13.8.10

A encher o quarto

Do lado oposto ao que o homem se deita na cama, rente a uma parede do quarto, um par de sandálias de salto alto é voz da ausência da mulher a encher o ambiente. O homem no aposento também não está. Mas nada lhe diz a ausência: nenhum par de sapatos rente a uma parede, nenhuma camisa sobre a cama - mudez.
Sobre o leito, dois travesseiros sentinelam à espera do sono que carregarão durante a noite, uma colcha clara estica-se sem vincos, sonhos e prazeres vagam tresmalhados pela cama.
As tiras do par de sandálias pendem desfalecidas à memória dos tornozelos que envolviam.

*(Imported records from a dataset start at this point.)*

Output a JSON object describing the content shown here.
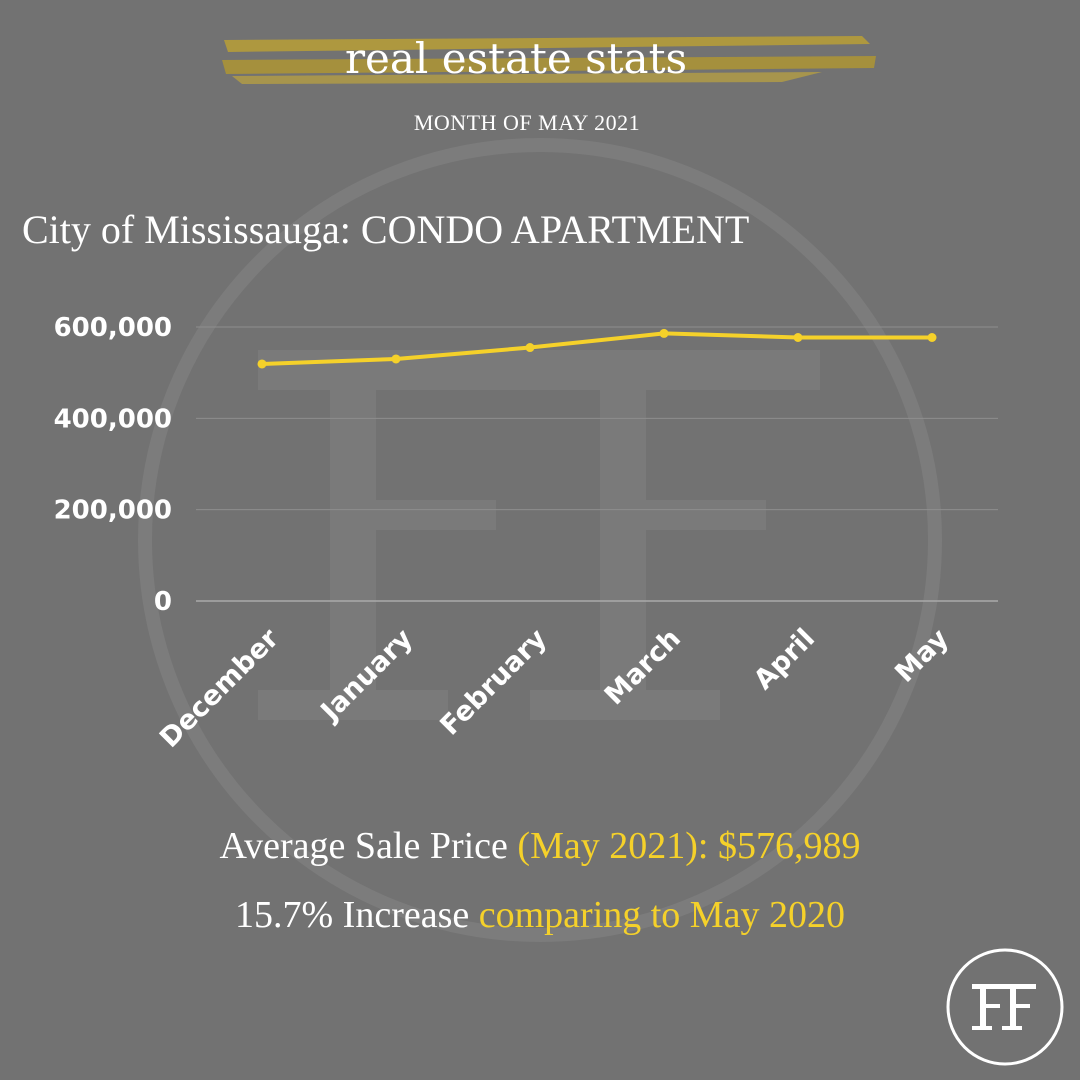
{
  "header": {
    "title": "real estate stats",
    "subtitle": "MONTH OF MAY 2021"
  },
  "chart_title": "City of Mississauga: CONDO APARTMENT",
  "chart_data": {
    "type": "line",
    "title": "City of Mississauga: CONDO APARTMENT",
    "xlabel": "",
    "ylabel": "",
    "categories": [
      "December",
      "January",
      "February",
      "March",
      "April",
      "May"
    ],
    "series": [
      {
        "values": [
          519000,
          530000,
          555000,
          586000,
          577000,
          577000
        ]
      }
    ],
    "ylim": [
      0,
      600000
    ],
    "yticks": [
      "600,000",
      "400,000",
      "200,000",
      "0"
    ],
    "ytick_values": [
      600000,
      400000,
      200000,
      0
    ],
    "grid": true,
    "line_color": "#f5d12a"
  },
  "stats": {
    "line1_white": "Average Sale Price",
    "line1_highlight": "(May 2021): $576,989",
    "line2_white": "15.7% Increase",
    "line2_highlight": "comparing to May 2020"
  },
  "colors": {
    "background": "#727272",
    "accent": "#f5d12a",
    "brush": "#b19a3c",
    "text": "#ffffff"
  },
  "logo": {
    "monogram": "FF"
  }
}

Os saltos ainda sabem do corpo que sustinham. E as sandálias enchem o silêncio do quarto...
Em um canto, uma poltrona aquieta-se na resignada inutilidade de restar-se vazia.
Junto à cama, dois abajures, calados em seus discursos de luz , aguardam, em uniformes de poste, o toque que lhes destrave as bocas.
Então o homem entra e enche o aposento de movimento. Agita-se em passos, espalha gestos pelo ar, povoa o ambiente com o cheiro da rua e de outras gentes, esparrama sobre a cama uma camisa, liberta o discurso de um abajur, joga-se na poltrona - e se aquieta.
E logo tudo se acomoda em um silêncio feito de uma poltrona ocupada, de murmúrios de um abajur, da presença robusta do homem.
Mas rente a uma parede, a encher o quarto, o par de sandálias é a voz da mulher a gritar-se em silenciosa sensualidade.